Signal Fusion and Identity Resolution
Raw signals are encrypted and transmitted to our server, where the device identification engine processes them through a three-tier hashing system. Hardware-level signals (canvas, WebGL, audio) form Tier 1 — the stable core identity. Browser-level signals (feature detection, CSS properties, media capabilities) form Tier 2, processed through cross-session matching to handle expected drift from browser updates. Volatile signals (user agent, timezone, language) form Tier 3, contributing to confidence scoring without driving identity decisions.

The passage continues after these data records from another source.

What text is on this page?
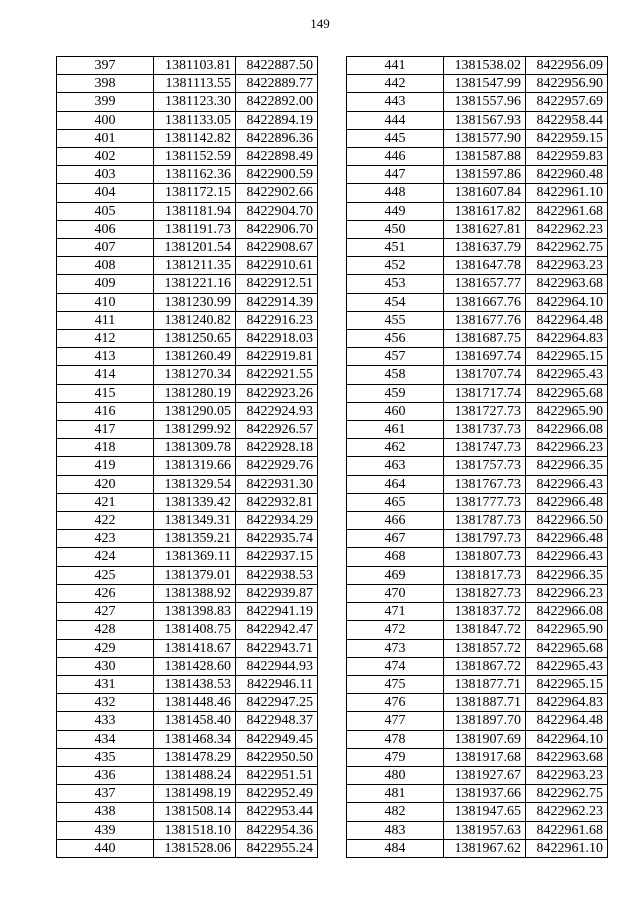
149
397	1381103.81	8422887.50
398	1381113.55	8422889.77
399	1381123.30	8422892.00
400	1381133.05	8422894.19
401	1381142.82	8422896.36
402	1381152.59	8422898.49
403	1381162.36	8422900.59
404	1381172.15	8422902.66
405	1381181.94	8422904.70
406	1381191.73	8422906.70
407	1381201.54	8422908.67
408	1381211.35	8422910.61
409	1381221.16	8422912.51
410	1381230.99	8422914.39
411	1381240.82	8422916.23
412	1381250.65	8422918.03
413	1381260.49	8422919.81
414	1381270.34	8422921.55
415	1381280.19	8422923.26
416	1381290.05	8422924.93
417	1381299.92	8422926.57
418	1381309.78	8422928.18
419	1381319.66	8422929.76
420	1381329.54	8422931.30
421	1381339.42	8422932.81
422	1381349.31	8422934.29
423	1381359.21	8422935.74
424	1381369.11	8422937.15
425	1381379.01	8422938.53
426	1381388.92	8422939.87
427	1381398.83	8422941.19
428	1381408.75	8422942.47
429	1381418.67	8422943.71
430	1381428.60	8422944.93
431	1381438.53	8422946.11
432	1381448.46	8422947.25
433	1381458.40	8422948.37
434	1381468.34	8422949.45
435	1381478.29	8422950.50
436	1381488.24	8422951.51
437	1381498.19	8422952.49
438	1381508.14	8422953.44
439	1381518.10	8422954.36
440	1381528.06	8422955.24
441	1381538.02	8422956.09
442	1381547.99	8422956.90
443	1381557.96	8422957.69
444	1381567.93	8422958.44
445	1381577.90	8422959.15
446	1381587.88	8422959.83
447	1381597.86	8422960.48
448	1381607.84	8422961.10
449	1381617.82	8422961.68
450	1381627.81	8422962.23
451	1381637.79	8422962.75
452	1381647.78	8422963.23
453	1381657.77	8422963.68
454	1381667.76	8422964.10
455	1381677.76	8422964.48
456	1381687.75	8422964.83
457	1381697.74	8422965.15
458	1381707.74	8422965.43
459	1381717.74	8422965.68
460	1381727.73	8422965.90
461	1381737.73	8422966.08
462	1381747.73	8422966.23
463	1381757.73	8422966.35
464	1381767.73	8422966.43
465	1381777.73	8422966.48
466	1381787.73	8422966.50
467	1381797.73	8422966.48
468	1381807.73	8422966.43
469	1381817.73	8422966.35
470	1381827.73	8422966.23
471	1381837.72	8422966.08
472	1381847.72	8422965.90
473	1381857.72	8422965.68
474	1381867.72	8422965.43
475	1381877.71	8422965.15
476	1381887.71	8422964.83
477	1381897.70	8422964.48
478	1381907.69	8422964.10
479	1381917.68	8422963.68
480	1381927.67	8422963.23
481	1381937.66	8422962.75
482	1381947.65	8422962.23
483	1381957.63	8422961.68
484	1381967.62	8422961.10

The fusion algorithm weighs each signal by its uniqueness and stability. A match on a rare canvas hash carries far more weight than a match on a common screen resolution. This weighted approach ensures that identification remains accurate even when a subset of signals changes.
No Storage, No Cookies
A critical design principle of our system is that identification does not depend on any form of client-side storage. We do not set cookies, write to localStorage, or use IndexedDB for tracking purposes. The visitor ID is derived entirely from the device's inherent characteristics — the hardware, the software stack, the network configuration. This means identification survives cookie clears, incognito mode, and even browser reinstallation.
Privacy by Architecture
Because we collect only technical browser attributes — no browsing history, no form data, no personal content — the privacy impact is minimal. The W3C Fingerprinting Guidance outlines best practices for responsible use of browser signals, and our architecture aligns with these principles. With cloud-hosted deployment, all processing happens on your infrastructure. No visitor data ever reaches our servers. This architecture makes compliance with GDPR, CCPA, and other privacy regulations straightforward.